Der „genehmigungsfreie“ Zaun – eine Bürokratenfalle
Ein abstruses Beispiel, unter dem ich damals selber zu leiden hatte, war der Versuch, einen Gemüseacker mit einem Wildschutzzaun auszustatten. Im Spätsommer hatte ich telefonisch beim Bauamt angefragt, ob es einen Bauantrag o.ä. braucht. Dabei stellte sich raus, der Wildschutzzaun ist zwar genehmigungsfrei, aber vorher eine Stellungnahme des Bauamts nötig. Und natürlich auch eine des Landwirtschaftsamtes. Und weiterer Ämter. Im Frühling war der „genehmigungsfreie“ Zaun immer noch nicht genehmigt. Denn die Herren in den Ämtern haben angezweifelt, dass es auf unserer Fläche Wildschäden gibt und wir wirtschaftlich betroffen sind. Man wollte einen Nachweis des Schadens und einen der Wirtschaftlichkeit, fünf verschiedene Ämter mussten eingeschaltet, schriftliche Ergänzungen nachgereicht, verschiedene Ortstermine und Besprechungen im Bauamt durchgeführt werden usw. – alles, obwohl längst klar ist, dass die Zustimmung nicht verweigert werden kann. Als ob wir nicht selber entscheiden könnten, ob es einen Schutzzaun braucht und wir nicht Jahre gezögert hätten, bevor wir dafür Geld ausgeben.

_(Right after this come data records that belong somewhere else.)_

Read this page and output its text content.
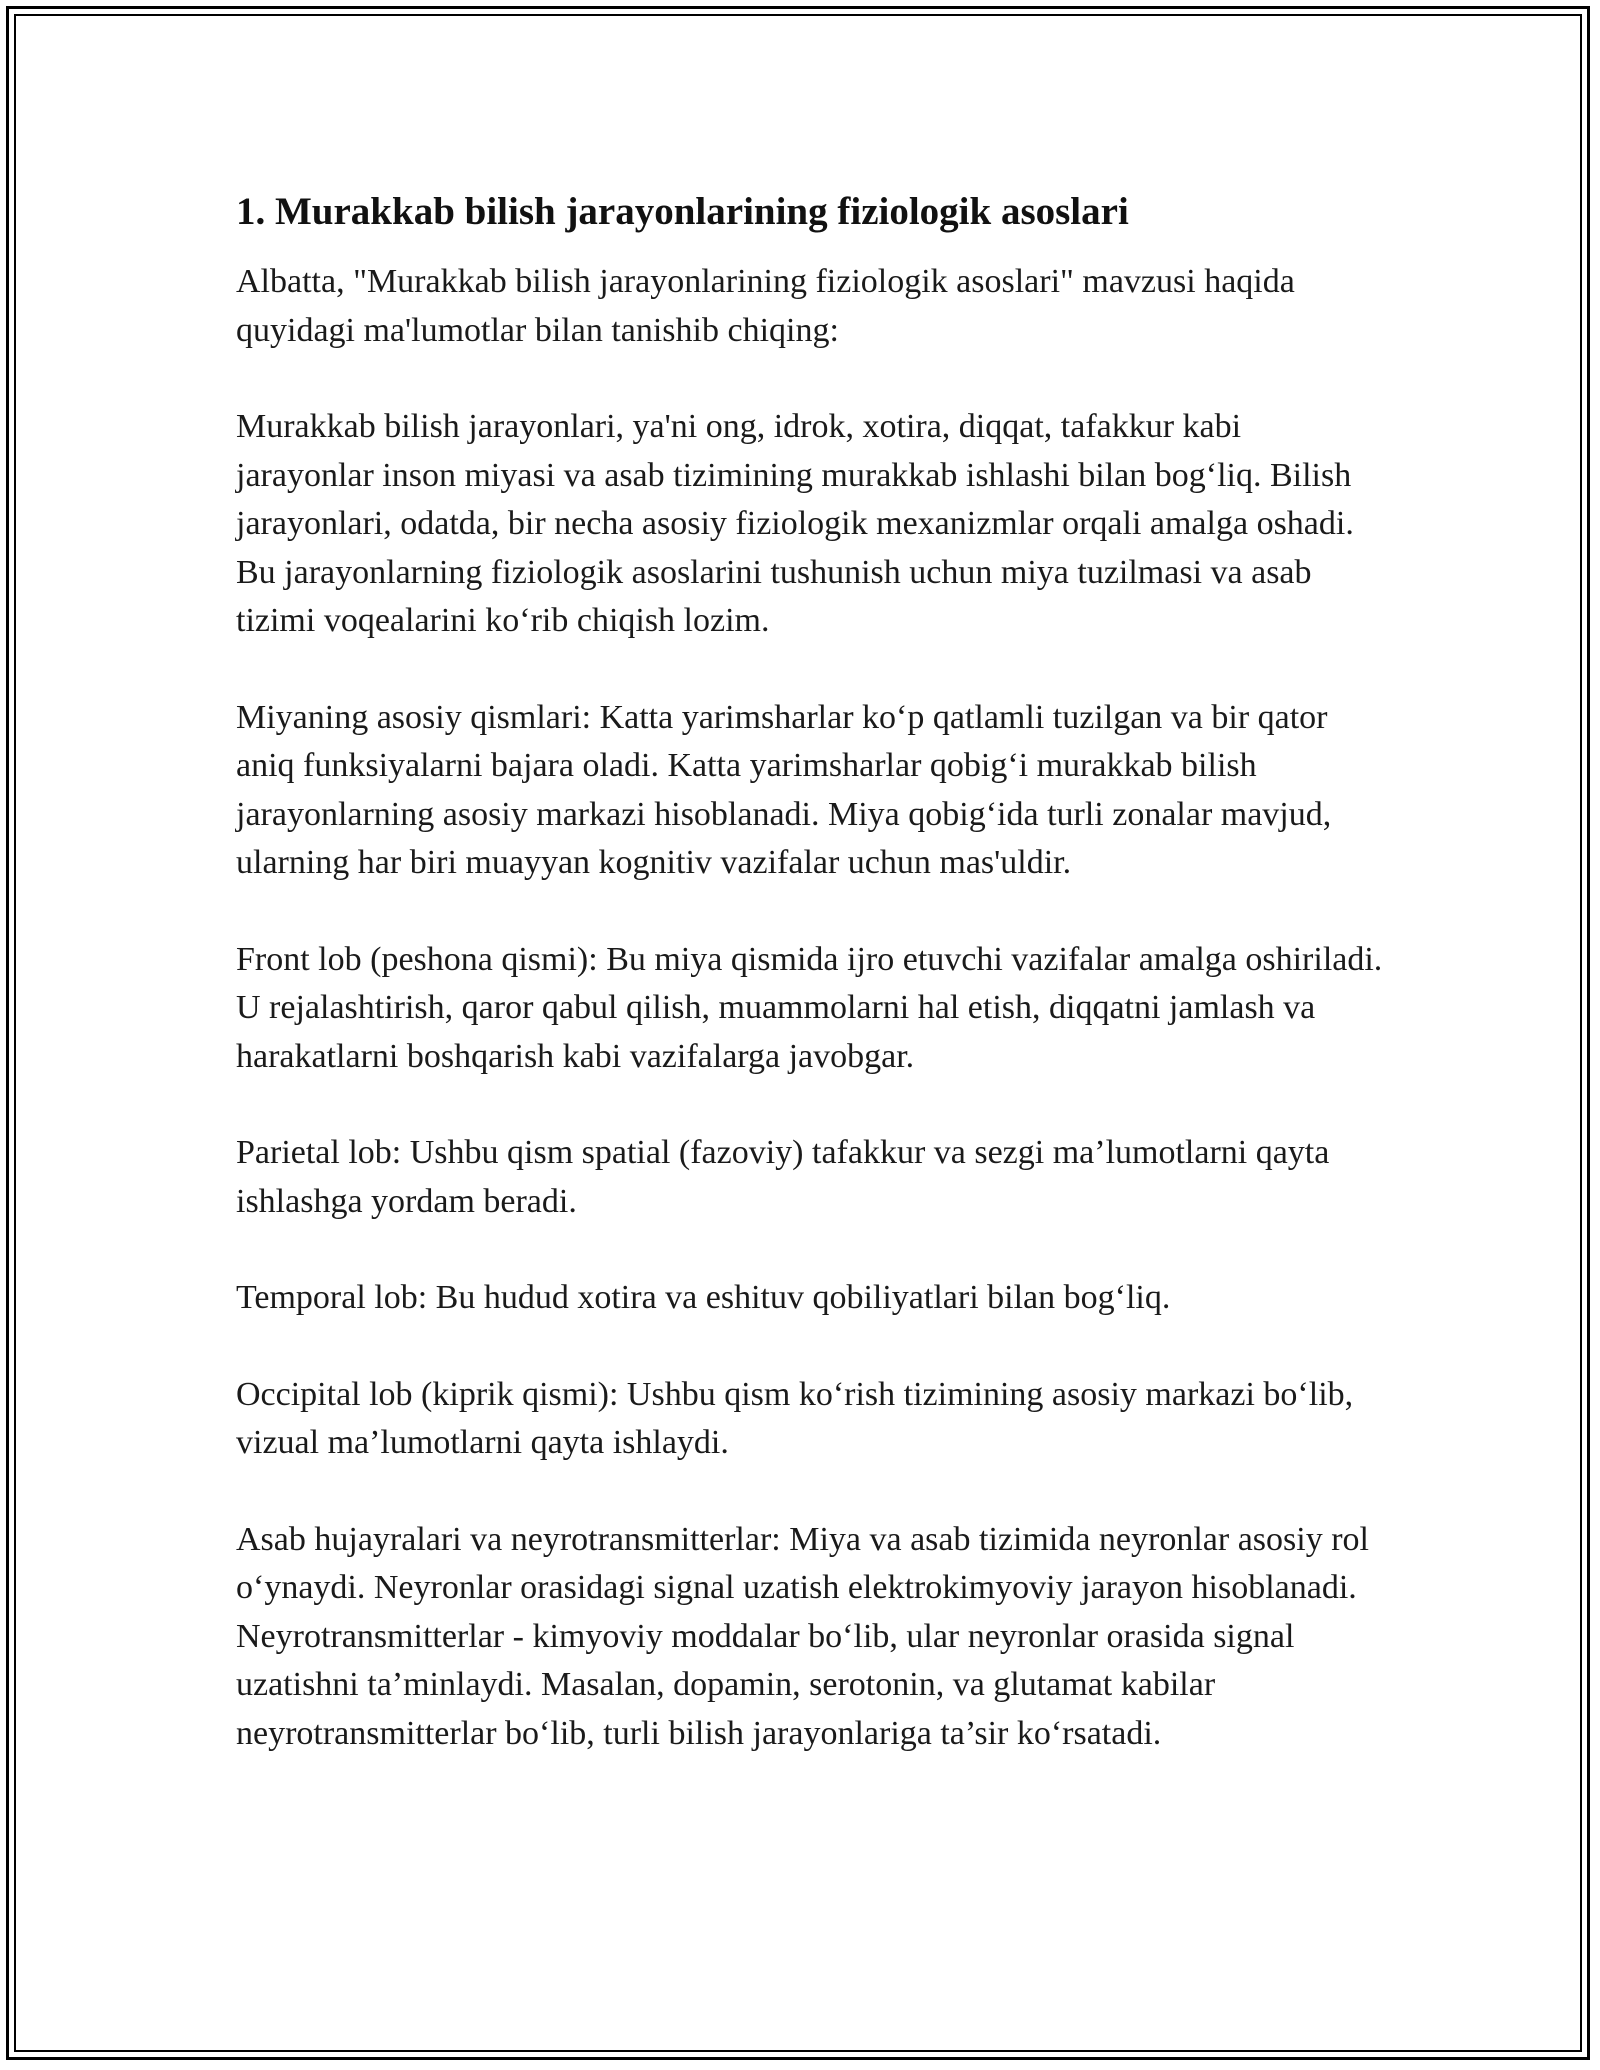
1. Murakkab bilish jarayonlarining fiziologik asoslari

Albatta, "Murakkab bilish jarayonlarining fiziologik asoslari" mavzusi haqida quyidagi ma'lumotlar bilan tanishib chiqing:

Murakkab bilish jarayonlari, ya'ni ong, idrok, xotira, diqqat, tafakkur kabi jarayonlar inson miyasi va asab tizimining murakkab ishlashi bilan bog‘liq. Bilish jarayonlari, odatda, bir necha asosiy fiziologik mexanizmlar orqali amalga oshadi. Bu jarayonlarning fiziologik asoslarini tushunish uchun miya tuzilmasi va asab tizimi voqealarini ko‘rib chiqish lozim.

Miyaning asosiy qismlari: Katta yarimsharlar ko‘p qatlamli tuzilgan va bir qator aniq funksiyalarni bajara oladi. Katta yarimsharlar qobig‘i murakkab bilish jarayonlarning asosiy markazi hisoblanadi. Miya qobig‘ida turli zonalar mavjud, ularning har biri muayyan kognitiv vazifalar uchun mas'uldir.

Front lob (peshona qismi): Bu miya qismida ijro etuvchi vazifalar amalga oshiriladi. U rejalashtirish, qaror qabul qilish, muammolarni hal etish, diqqatni jamlash va harakatlarni boshqarish kabi vazifalarga javobgar.

Parietal lob: Ushbu qism spatial (fazoviy) tafakkur va sezgi ma’lumotlarni qayta ishlashga yordam beradi.

Temporal lob: Bu hudud xotira va eshituv qobiliyatlari bilan bog‘liq.

Occipital lob (kiprik qismi): Ushbu qism ko‘rish tizimining asosiy markazi bo‘lib, vizual ma’lumotlarni qayta ishlaydi.

Asab hujayralari va neyrotransmitterlar: Miya va asab tizimida neyronlar asosiy rol o‘ynaydi. Neyronlar orasidagi signal uzatish elektrokimyoviy jarayon hisoblanadi. Neyrotransmitterlar - kimyoviy moddalar bo‘lib, ular neyronlar orasida signal uzatishni ta’minlaydi. Masalan, dopamin, serotonin, va glutamat kabilar neyrotransmitterlar bo‘lib, turli bilish jarayonlariga ta’sir ko‘rsatadi.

Wir in Bayern haben unsere eigene Bürokratie und brauchen nix aus Brüssel
Auch der damalige CSU-Fraktionsvorsitzende Herrmann musste schon bald einräumen, dass die „Regelungswut ungebrochen“ ist: „Bayern macht gern Vorschriften, die nicht zwingend vorgeschrieben sind.“ Ein besonderes Problem, das schwante irgendwann auch dem Bürokratieabbau-Sonderminister Erwin Huber, ist die „teutonische Umsetzung“ Brüsseler Vorgaben. Er stellte damals fest: „Viele Regelungen der EU sind viel zu kompliziert und werden dann in Deutschland auch noch zu genau umgesetzt. Die Neigung zum Perfektionismus ist uns in Deutschland zu Eigen. Das kann zu Übertreibungen führen.“ Nett gesagt. Passiert ist danach nichts. Im Gegenteil, die bayerischen Regierungen haben Gesetze und Verordnungen weiter vermehrt. Aber wenn wir selber schon so viele Gesetze und Verordnungen haben, dann ist doch nur allzu verständlich, dass Seehofer nicht will, dass auch noch aus Berlin und Brüssel welche dazukommen. Unsere Bürokratie machen wir uns in Bayern locker selber. Das hat noch jede CSU-geführte Regierung geschafft.